- Born: Arkady Ivanovich Zolotov January 29, 1901 Siner, Yadrinsky Uyezd, Kazan Governorate, Russian Empire
- Died: June 1, 1942 (aged 41) Ilansky, Krasnoyarsk Krai, RSFSR, Soviet Union
- Occupations: Writer, literary critic
- Writing career
- Pen name: Arcady Aris
- Language: Chuvash, Russian

= Arcady Aris =

Chuvash writer and literary critic

Arcady Ivanovich Aris (Аркадий Иванович Арис; January 29, 1901 – June 1, 1942) was a Chuvash writer and literary critic. He became a member of the USSR Union of Writers in 1934.

He was a cousin of the Chuvash folklorist Nikolai Yut.

==Biography==
Arkady Zolotov was born in the village of Siner, Kazan Governorate, Russian Empire on January 29, 1901.

After graduating from the Alikovskaya two-year school, in 1915 he entered the Simbirsk Chuvash school to study. Here he first became acquainted with the works of K. V. Ivanov, T. S. Semyonov (Tayar Timkki), N. V. Vasiliev (Shupussinni) and decided to devote himself to Chuvash literature.

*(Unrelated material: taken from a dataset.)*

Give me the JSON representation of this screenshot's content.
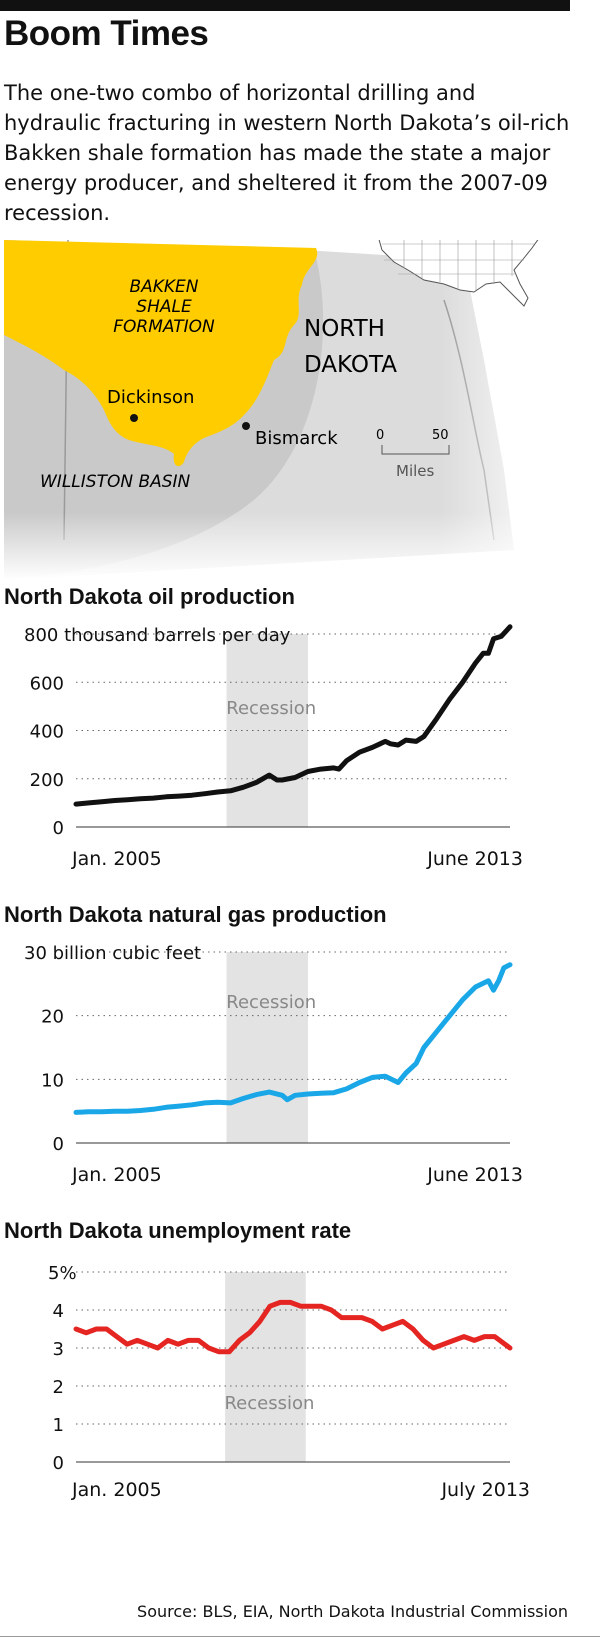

From the first days of Soviet rule Zolotov took an active part in public life. In April 1919, together with his brothers, Arseny and Nikolay, he entered the volunteer 7th Simbirsk rifle regiment and as a part of this regiment in 1919–1920 under legendary N.S.Kosmovsky's command participated in difficult fights near Orenburg, Iletsky and Uralsk. While at the front he entered the Bolshevik party.

Having come back from front Arcady Ivanovich successfully graduated from the institute on preparation of teachers in 1922.

In 1922 Arcady moved to Cheboksary. In 1928–1931 he was the editor of the newspaper "Kanash" (Forum) and the magazine "Сунтал" (Anvil), during the same time he headed the day-to-day affairs of the magazine "Trap" and took an active part in the creation and expansion of a radio network of broadcasting in Chuvashia, while participating in the publication of the magazine "Tractor" (in the future known as "Tăvan Atăl").

In 1934 the Chuvash writers and journalists elect him as delegate to the First All-Union congress of writers where he presented an article on the development of Chuvash literature.

After N. Ja. Zolotov's departure to Leningrad to the Academy of Sciences, Arcady Ivanovich at one time headed the board of the Union of Writers of Chuvashia. In 1934 he was admitted to the USSR Writers' Union.

He was arrested on October 23, 1937 and detained in the NKVD prison of the ChASSR. On June 1, 1942, Arcady Aris died in the prison camp Tagillag in Ilansky, Krasnoyarsk Krai at the age of 41 years. He was posthumously rehabilitated (exonerated) on 9 April 1955.

==Literary activity==
Arkady Ivanovich is considered one of founders of the Chuvash literary criticism. He is known primarily as the author of articles on theoretical issues of the Chuvash Soviet literature. Of great interest are his articles: 1926 - "Where are we going?" (“Ăçtalla kayatpăr?”), 1929 — “On the Way of Testing the Forces of Chuvash Literature” (“Chăvash Literary Pultarăkhne Tĕrĕslev çulĕ çinche”), 1933 — “Urgent Issues of Fiction” (“Ilemlĕ Literary Payankhi ytăvĕsem”), 1935 - "For the sharpness and culture of the language" ("Chĕlhe çivĕchlĕkhĕshĕn, chĕlhe kulturishen"), etc.

He translated into Chuvash "My universities" (M.Gorky) and "Chapayev" (D.Furmanov).

==Literature==
- Leo Efimov, Alikovsky Encyclopedia, Chuvash book publishing house, Cheboksary, 2009.
- L. I. Yefimov, "Alikovsky District" ("Элӗк Енӗ"), Alikovo, 1994.
- Zolotov A.A., Murakhaeva (Zolotova) S.A., "Принципам не изменили" / We did not change the principles, Alikovo-Cheboksary, 1898.